Diversamente da quanto raccontato in Marco 6,34-44, il Gesù di Matteo non si mette ora a insegnare o a dare il pane, ma invita i suoi a pregare perché Dio invii lavoratori per il suo raccolto. Saranno proprio questi – coloro che il proprietario del campo (Dio stesso) vorrà mandare – a occuparsi del popolo disperso.
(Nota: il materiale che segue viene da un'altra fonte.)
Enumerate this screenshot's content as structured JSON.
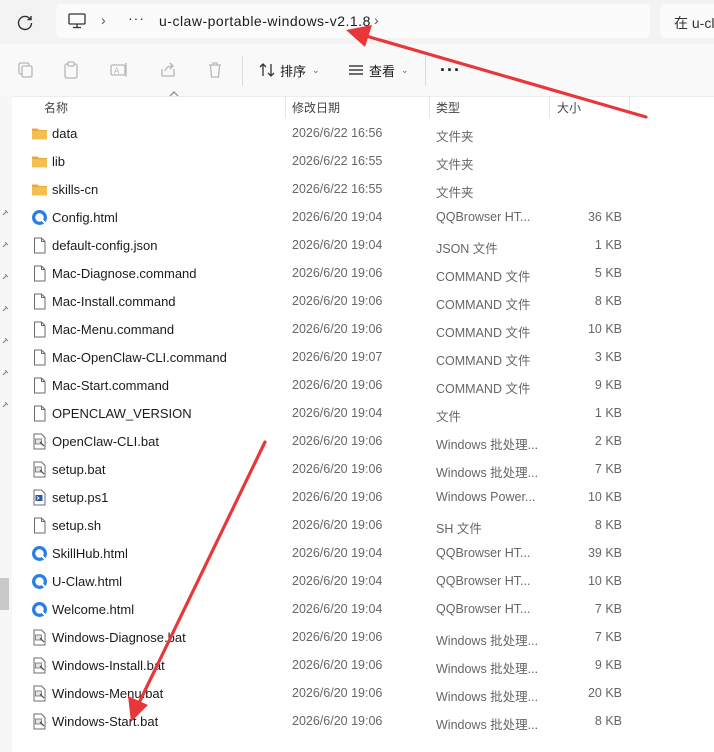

Seguono, nel discorso, alcune disposizioni di Gesù circa la missione (che è affidata alla Provvidenza), circa l’atteggiamento da tenere nei villaggi dove i missionari entreranno (l’annuncio della pace, la cura dei malati), e anche la previsione di un rifiuto: «Se qualcuno poi non vi accoglie e non dà ascolto alle vostre parole…» (Matteo 10,14). Altri missionari, poi, dice Gesù, verranno addirittura perseguitati.
Nei versetti di questa domenica si tratta ancora dell’accoglienza degli inviati, la cui identità ora è descritta dal Gesù di Matteo in modo simile a quanto dirà più avanti, quando i missionari che Gesù invia saranno definiti «profeti, sapienti e scribi» («io mando a voi profeti, sapienti e scribi»; Matteo 23,34). In questo capitolo decimo del Vangelo, poi, gli inviati sono rappresentanti di Gesù, e dunque rappresentanti di colui che lo ha inviato, ovvero il Padre.
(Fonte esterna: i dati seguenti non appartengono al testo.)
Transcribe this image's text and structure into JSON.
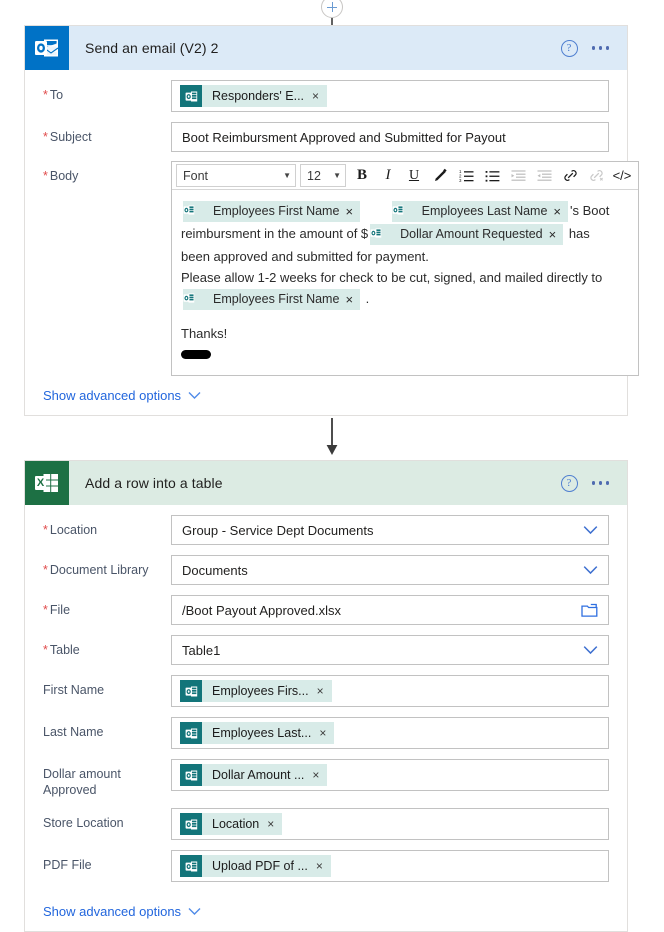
{
  "connectors": {
    "top": {
      "add_icon": "plus-circle-icon",
      "arrow_icon": "arrow-down-icon"
    },
    "middle": {
      "arrow_icon": "arrow-down-icon"
    }
  },
  "email_card": {
    "app_icon": "outlook-icon",
    "title": "Send an email (V2) 2",
    "help_icon": "?",
    "menu_icon": "ellipsis-icon",
    "fields": {
      "to": {
        "label": "To",
        "required": true,
        "tokens": [
          {
            "icon": "outlook-token-icon",
            "label": "Responders' E...",
            "remove": "×"
          }
        ]
      },
      "subject": {
        "label": "Subject",
        "required": true,
        "value": "Boot Reimbursment Approved and Submitted for Payout"
      },
      "body": {
        "label": "Body",
        "required": true,
        "toolbar": {
          "font_label": "Font",
          "size_label": "12",
          "bold": "B",
          "italic": "I",
          "underline": "U",
          "pen": "pen-icon",
          "numbered_list": "numbered-list-icon",
          "bullet_list": "bullet-list-icon",
          "indent_decrease": "indent-decrease-icon",
          "indent_increase": "indent-increase-icon",
          "link": "link-icon",
          "unlink": "unlink-icon",
          "code": "</>"
        },
        "content": {
          "token_first_name": "Employees First Name",
          "token_last_name": "Employees Last Name",
          "token_dollar_amount": "Dollar Amount Requested",
          "text_after_lastname": "'s Boot",
          "text_reimbursement": "reimbursment in the amount of $",
          "text_has": "has",
          "text_approved": "been approved and submitted for payment.",
          "text_allow": "Please allow 1-2 weeks for check to be cut, signed, and mailed directly to",
          "token_first_name_2": "Employees First Name",
          "text_period": ".",
          "text_thanks": "Thanks!",
          "signature_redacted": "redacted-signature"
        }
      }
    },
    "advanced_options": {
      "label": "Show advanced options",
      "chevron": "chevron-down-icon"
    }
  },
  "excel_card": {
    "app_icon": "excel-icon",
    "title": "Add a row into a table",
    "help_icon": "?",
    "menu_icon": "ellipsis-icon",
    "fields": [
      {
        "label": "Location",
        "required": true,
        "type": "dropdown",
        "value": "Group - Service Dept Documents"
      },
      {
        "label": "Document Library",
        "required": true,
        "type": "dropdown",
        "value": "Documents"
      },
      {
        "label": "File",
        "required": true,
        "type": "file",
        "value": "/Boot Payout Approved.xlsx",
        "icon": "folder-icon"
      },
      {
        "label": "Table",
        "required": true,
        "type": "dropdown",
        "value": "Table1"
      },
      {
        "label": "First Name",
        "required": false,
        "type": "token",
        "token": "Employees Firs...",
        "remove": "×"
      },
      {
        "label": "Last Name",
        "required": false,
        "type": "token",
        "token": "Employees Last...",
        "remove": "×"
      },
      {
        "label": "Dollar amount Approved",
        "required": false,
        "type": "token",
        "token": "Dollar Amount ...",
        "remove": "×"
      },
      {
        "label": "Store Location",
        "required": false,
        "type": "token",
        "token": "Location",
        "remove": "×"
      },
      {
        "label": "PDF File",
        "required": false,
        "type": "token",
        "token": "Upload PDF of ...",
        "remove": "×"
      }
    ],
    "advanced_options": {
      "label": "Show advanced options",
      "chevron": "chevron-down-icon"
    }
  },
  "colors": {
    "outlook_header": "#dceaf7",
    "outlook_icon": "#0072c6",
    "excel_header": "#dcebe3",
    "excel_icon": "#1d7044",
    "token_bg": "#d8ebe8",
    "token_icon": "#13757a",
    "link": "#2266dd",
    "required_asterisk": "#e04b4b"
  }
}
Sono chiamati, anche qui, profeti, come quelli antichi ai quali i discepoli erano già stati paragonati (cf. Matteo 5,12); sono anche giusti, ovvero discepoli che compiono i comandamenti e la Legge di Dio e insegnano agli altri a fare altrettanto.
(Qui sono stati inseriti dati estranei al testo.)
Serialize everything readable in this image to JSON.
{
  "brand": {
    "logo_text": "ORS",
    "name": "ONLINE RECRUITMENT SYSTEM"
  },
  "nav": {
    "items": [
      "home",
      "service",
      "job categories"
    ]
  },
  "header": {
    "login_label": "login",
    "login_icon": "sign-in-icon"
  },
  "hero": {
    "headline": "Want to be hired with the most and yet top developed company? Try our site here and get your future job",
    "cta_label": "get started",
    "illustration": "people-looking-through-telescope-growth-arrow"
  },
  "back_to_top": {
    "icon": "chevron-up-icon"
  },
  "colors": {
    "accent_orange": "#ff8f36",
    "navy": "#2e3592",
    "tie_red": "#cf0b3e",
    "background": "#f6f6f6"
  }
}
Tutti questi discepoli sono poi definiti «piccoli», attraverso quella categoria su cui Matteo ritornerà abbondantemente nel discorso ecclesiale del capitolo 18, quando Gesù spiegherà che i «piccoli» nella comunità sono i discepoli fragili, quelli più bisognosi, che possono inciampare se scandalizzati. Insomma, Gesù non invia ad annunciare il Regno persone semplicemente brave e giuste, ma persone toccate esse stesse dalla necessità di essere evangelizzate.
La ricompensa che verrà data a chi accoglie questi «piccoli» è la salvezza eterna, di cui parla Gesù – questa volta nei panni del giudice finale – quando ricorderà a chi ha compiuto quel piccolo gesto che, mentre dava da bere a uno di quei piccoli, dava da bere allo stesso re, allo stesso Signore: «E il re risponderà loro: “In verità io vi dico: tutto quello che avete fatto a uno solo di questi miei fratelli più piccoli, l’avete fatto a me”» (Matteo 25,40).